Protein purification

Barnacle cement proteins are very promising in making biomedical bio-glues. rBalcp19K from Balanus albicostatus had the properties of both self-assembly and adhesion. It also could function in more basic condition than Mfps. Thus we also designed a novel recombinant protein by combining it with Mfp5. We expected rBalcp19k-Mfp5 would perform better adhesive ability to solidify our idea of modularisation of Mfp5. We tried to purify it under native conditions, and we found bands of rBalcp19K-linker-mfp5 appeared between 25kDa and 35kDa on 12% SDS-PAGE gel(Figure 2), which meant it was successfully expressed and purified under native condition(see details on our methods). Protein concentrations of rBalcp19k-linker-mfp5 were measured by BCA assay, and its yield is 1mg/L.
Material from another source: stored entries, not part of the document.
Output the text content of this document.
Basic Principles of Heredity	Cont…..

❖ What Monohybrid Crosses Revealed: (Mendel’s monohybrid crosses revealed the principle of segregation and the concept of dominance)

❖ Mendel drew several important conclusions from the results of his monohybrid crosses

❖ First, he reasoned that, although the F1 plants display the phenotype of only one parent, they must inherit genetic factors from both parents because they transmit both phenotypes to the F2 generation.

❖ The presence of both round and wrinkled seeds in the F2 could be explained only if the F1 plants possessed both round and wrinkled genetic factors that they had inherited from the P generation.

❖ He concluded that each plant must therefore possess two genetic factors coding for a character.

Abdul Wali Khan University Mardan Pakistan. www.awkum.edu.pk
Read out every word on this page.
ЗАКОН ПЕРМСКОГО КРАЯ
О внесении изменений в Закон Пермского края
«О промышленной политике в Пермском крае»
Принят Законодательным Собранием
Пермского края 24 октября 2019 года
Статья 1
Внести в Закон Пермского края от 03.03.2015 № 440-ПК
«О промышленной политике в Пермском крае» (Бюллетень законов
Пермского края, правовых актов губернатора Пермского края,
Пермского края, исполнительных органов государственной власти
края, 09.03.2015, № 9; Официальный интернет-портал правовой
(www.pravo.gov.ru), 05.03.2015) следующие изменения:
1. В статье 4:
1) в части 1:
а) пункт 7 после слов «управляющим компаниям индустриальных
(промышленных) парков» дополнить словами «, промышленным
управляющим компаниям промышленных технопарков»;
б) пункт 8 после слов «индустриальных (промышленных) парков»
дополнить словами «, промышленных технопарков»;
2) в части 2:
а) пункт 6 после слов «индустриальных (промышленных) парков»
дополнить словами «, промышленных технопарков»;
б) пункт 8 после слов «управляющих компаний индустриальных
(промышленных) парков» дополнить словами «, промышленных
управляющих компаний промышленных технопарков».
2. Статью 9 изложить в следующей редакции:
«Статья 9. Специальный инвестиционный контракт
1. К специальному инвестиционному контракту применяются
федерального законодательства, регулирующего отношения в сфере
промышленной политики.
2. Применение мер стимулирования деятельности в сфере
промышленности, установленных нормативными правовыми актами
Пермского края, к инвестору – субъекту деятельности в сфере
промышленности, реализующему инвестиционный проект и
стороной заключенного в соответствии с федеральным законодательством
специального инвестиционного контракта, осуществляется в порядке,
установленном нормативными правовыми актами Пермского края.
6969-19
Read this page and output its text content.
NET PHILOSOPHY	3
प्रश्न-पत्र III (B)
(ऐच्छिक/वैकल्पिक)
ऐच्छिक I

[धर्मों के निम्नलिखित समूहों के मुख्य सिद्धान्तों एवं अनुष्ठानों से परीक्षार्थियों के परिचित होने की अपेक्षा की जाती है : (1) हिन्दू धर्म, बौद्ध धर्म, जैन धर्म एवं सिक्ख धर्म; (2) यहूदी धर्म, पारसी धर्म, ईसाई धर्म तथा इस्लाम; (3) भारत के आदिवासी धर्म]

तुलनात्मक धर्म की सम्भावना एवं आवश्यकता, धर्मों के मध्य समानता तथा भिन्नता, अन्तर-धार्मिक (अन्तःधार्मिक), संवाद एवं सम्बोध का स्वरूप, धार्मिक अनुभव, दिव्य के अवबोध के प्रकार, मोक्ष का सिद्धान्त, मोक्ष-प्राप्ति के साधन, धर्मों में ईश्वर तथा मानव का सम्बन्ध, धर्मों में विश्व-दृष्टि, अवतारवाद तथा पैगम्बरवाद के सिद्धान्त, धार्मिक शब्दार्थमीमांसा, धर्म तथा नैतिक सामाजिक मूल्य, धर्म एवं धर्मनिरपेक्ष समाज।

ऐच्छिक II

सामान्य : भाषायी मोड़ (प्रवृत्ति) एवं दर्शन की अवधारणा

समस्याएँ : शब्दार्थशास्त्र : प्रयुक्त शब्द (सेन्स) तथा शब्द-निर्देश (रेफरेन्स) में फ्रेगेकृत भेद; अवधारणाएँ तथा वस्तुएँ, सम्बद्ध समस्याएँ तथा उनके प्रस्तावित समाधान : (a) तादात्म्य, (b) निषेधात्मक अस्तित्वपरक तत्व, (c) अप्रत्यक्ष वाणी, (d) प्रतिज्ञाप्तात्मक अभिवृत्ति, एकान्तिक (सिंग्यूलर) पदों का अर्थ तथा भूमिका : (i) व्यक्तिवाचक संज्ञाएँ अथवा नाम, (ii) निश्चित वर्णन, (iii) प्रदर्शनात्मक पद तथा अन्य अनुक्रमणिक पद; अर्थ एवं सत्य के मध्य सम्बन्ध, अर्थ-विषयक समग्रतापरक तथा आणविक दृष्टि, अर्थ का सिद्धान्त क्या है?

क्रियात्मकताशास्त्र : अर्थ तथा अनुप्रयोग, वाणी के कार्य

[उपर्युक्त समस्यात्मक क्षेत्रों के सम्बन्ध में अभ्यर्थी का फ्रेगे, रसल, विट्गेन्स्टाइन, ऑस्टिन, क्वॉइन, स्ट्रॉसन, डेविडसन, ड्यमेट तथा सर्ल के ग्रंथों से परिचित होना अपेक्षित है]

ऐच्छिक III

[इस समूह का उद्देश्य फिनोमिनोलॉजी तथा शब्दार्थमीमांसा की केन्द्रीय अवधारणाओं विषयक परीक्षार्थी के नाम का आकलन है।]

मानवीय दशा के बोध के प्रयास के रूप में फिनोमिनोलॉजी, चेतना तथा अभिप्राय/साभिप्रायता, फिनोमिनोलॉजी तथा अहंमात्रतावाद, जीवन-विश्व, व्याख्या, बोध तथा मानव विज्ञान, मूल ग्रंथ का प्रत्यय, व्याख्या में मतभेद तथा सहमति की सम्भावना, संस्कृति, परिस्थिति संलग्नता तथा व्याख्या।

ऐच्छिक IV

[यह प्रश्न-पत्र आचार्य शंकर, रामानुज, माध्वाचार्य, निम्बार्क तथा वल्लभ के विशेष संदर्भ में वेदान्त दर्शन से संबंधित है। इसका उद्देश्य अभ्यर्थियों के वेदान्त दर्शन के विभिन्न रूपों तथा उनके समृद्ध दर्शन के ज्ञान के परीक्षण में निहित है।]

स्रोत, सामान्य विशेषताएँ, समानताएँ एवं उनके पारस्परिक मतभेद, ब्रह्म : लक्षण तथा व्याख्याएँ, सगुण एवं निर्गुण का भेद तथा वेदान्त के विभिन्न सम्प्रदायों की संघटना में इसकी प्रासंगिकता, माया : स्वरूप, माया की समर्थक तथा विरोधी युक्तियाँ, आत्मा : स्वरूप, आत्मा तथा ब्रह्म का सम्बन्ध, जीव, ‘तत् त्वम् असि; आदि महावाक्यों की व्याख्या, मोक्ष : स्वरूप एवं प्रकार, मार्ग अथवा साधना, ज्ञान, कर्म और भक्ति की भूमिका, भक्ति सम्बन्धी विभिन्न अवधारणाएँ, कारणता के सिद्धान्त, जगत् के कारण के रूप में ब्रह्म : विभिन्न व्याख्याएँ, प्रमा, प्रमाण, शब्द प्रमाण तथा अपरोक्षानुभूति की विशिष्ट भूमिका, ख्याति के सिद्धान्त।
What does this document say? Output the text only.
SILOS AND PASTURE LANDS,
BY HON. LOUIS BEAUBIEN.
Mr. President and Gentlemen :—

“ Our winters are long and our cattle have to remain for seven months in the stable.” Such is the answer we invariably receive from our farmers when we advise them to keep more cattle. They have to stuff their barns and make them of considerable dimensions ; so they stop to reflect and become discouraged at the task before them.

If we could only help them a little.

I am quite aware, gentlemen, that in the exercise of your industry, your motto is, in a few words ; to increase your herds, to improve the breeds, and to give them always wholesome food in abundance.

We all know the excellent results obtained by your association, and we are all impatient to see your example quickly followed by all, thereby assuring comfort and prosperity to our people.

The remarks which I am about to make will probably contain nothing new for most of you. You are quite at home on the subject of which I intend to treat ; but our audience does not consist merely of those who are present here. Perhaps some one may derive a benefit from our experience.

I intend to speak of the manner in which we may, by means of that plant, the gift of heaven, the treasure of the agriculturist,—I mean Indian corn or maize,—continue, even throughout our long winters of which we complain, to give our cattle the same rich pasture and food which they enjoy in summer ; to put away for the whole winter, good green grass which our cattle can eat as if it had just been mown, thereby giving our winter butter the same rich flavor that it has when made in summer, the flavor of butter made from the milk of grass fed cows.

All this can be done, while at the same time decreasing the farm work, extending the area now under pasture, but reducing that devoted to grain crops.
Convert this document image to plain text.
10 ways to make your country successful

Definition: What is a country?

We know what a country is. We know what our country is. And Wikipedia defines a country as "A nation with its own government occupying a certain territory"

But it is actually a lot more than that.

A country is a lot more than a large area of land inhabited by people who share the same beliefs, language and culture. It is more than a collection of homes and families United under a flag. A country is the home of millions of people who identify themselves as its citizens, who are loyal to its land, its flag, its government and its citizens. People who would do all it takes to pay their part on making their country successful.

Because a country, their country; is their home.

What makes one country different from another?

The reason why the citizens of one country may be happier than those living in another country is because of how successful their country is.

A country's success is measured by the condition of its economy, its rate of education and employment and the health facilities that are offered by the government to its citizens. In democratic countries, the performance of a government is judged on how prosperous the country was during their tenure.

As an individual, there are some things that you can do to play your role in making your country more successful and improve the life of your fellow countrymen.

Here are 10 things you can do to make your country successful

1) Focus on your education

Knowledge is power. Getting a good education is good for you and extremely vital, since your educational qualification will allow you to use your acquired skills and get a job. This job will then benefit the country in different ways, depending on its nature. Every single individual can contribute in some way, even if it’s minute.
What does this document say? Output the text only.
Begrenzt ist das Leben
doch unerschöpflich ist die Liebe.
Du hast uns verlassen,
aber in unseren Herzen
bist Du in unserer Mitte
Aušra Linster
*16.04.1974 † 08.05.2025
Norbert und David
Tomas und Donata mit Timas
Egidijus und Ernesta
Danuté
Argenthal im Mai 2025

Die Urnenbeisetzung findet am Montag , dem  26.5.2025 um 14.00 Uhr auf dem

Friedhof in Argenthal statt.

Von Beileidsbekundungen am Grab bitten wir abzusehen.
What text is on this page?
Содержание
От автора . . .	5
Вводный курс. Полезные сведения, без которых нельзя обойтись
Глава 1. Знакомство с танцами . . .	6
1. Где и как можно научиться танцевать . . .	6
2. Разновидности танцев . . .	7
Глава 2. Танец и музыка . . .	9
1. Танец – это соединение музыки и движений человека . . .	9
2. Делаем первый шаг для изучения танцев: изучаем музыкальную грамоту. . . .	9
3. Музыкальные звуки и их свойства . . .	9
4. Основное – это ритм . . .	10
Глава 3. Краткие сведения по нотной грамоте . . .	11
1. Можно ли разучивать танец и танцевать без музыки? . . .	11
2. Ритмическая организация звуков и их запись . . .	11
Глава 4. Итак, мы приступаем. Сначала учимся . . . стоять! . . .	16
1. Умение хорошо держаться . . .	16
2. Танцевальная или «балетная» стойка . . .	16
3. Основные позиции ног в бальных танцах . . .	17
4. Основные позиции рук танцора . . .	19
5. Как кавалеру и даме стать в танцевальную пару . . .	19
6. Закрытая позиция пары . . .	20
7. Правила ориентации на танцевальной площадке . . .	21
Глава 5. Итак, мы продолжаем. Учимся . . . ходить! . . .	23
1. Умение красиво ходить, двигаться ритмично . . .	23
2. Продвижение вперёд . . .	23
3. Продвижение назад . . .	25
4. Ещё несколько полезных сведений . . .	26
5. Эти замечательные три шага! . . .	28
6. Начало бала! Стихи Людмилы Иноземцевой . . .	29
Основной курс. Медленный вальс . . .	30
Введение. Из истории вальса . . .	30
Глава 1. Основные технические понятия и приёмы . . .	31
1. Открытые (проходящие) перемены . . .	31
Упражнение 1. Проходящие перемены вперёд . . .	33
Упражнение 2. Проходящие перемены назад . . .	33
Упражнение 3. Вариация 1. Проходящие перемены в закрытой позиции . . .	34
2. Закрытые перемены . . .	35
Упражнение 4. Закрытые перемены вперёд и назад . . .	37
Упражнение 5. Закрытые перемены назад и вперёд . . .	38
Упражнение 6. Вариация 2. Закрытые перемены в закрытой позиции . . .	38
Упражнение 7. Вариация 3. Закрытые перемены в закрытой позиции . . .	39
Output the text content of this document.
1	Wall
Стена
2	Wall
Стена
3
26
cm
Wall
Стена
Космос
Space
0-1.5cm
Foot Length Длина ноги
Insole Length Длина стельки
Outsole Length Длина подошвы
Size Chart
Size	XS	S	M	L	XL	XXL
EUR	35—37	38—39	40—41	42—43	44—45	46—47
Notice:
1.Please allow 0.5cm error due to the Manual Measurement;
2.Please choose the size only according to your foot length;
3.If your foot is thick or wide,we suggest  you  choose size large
Figure 3. SDS-PAGE of purified rBalcp19k-mfp5 by affinity chromatography under native conditions. Lanes: M, protein molecular weight marker; NC, whole-cell sample of pET28b empty vector; WC, whole-cell sample of recombinant protein rBalcp19K; S, soluble cell fraction; W1, fraction.

Surface coating analysis

After obtaining a small number of recombinant proteins, surface coating analysis for qualitatively assessing the surface adsorption ability of recombinant proteins was conducted on two of most commonly used bio-related surfaces: hydrophilic glass slides and hydrophobic polystyrene tissue culture plates. As shown in Figure3, rBalcp19k-linker-mfp5 recombinant protein showed higher surface absorption abilities on both different substrates than rBalcp19k without fusion of mfp5 on its C-terminal. It’s suggested that Mfp improves the coating ability of rBalcp19k-linker-mfp5 fusion proteins. The In-vitro DOPA modification by mTyr-CNK tyrosinase significantly improved its surface absorption abilities, which suggested the positive contribution of DOPA in adhesive protein performances.

Figure 4. Surface coating analysis of recombinant proteins on hydrophilic glass slides (left) and hydrophobic polystyrene (PS) plates (right).